Most of the people that stayed have been here for awhile. I’ve been here for nearly two years. Geoff has been here for three years, and Chris a bit longer than that.
There are no absolutes in this situation. John Koeman, a teacher from Holland, had been in Surabaya for seven years. He decided it was time to go. He’s in Taiwan now, as are Marcus and Allison, and Jo and Paul.

Probably the main reason that teachers stay is that they become integrated into the community. Unlike the engineers and hotel managers who come here and are effectively isolated, a teacher is effectively mixed with the population. Some teachers are more mixed than others.
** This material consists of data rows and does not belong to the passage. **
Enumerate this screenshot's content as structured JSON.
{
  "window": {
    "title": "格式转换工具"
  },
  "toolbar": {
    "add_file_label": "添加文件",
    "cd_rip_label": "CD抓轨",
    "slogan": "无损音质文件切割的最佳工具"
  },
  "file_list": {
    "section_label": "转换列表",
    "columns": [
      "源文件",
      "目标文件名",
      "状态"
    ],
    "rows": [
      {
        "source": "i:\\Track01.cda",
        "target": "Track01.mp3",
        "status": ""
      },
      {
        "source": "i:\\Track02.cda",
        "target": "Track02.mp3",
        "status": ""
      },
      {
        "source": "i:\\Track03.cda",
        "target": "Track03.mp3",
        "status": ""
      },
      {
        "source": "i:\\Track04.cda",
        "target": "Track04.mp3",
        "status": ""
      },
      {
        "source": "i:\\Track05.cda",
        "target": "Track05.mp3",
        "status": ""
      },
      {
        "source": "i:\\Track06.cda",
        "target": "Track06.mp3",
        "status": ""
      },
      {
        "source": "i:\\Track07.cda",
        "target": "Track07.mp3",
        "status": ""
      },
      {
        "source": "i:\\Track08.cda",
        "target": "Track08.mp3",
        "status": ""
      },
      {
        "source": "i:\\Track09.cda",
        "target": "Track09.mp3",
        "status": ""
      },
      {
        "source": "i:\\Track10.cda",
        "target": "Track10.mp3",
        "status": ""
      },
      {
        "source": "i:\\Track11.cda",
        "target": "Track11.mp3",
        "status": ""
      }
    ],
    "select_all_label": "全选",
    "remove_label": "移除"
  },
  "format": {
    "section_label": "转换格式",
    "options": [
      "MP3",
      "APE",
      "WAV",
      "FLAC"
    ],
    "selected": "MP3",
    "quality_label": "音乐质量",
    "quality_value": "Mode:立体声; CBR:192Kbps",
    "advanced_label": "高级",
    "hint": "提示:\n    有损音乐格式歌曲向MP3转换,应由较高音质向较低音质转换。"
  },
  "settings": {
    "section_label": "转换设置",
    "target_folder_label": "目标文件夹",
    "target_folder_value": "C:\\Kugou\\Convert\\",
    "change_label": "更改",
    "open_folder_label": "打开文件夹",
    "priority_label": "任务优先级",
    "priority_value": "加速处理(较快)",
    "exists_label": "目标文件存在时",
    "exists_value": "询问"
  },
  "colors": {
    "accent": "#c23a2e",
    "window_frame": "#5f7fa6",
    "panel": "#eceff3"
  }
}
People react positively or negatively to the mixing. Their reaction may be based on their reason for being here. If they’ve come for the money, they’re just here to do a job – and then leave. Anything that interferes with that purpose is a nuisance.
Many teachers are here for the experience. They’re geared up to live in another country, to experience a different culture, to try new foods, or just to learn the language. They’re generally disposed to mixing.

Mixers and non-mixers alike come from every social, ethnic and geographical grouping. The experience we all shared was the temporary release from the unique blend of cabin fever and stress that is Surabaya.

For me; a good remedy for stress is stepping away, physically and mentally. When I take a few moments to relax with friends and family I can then re-enter the fray with a clearer, calmer perspective.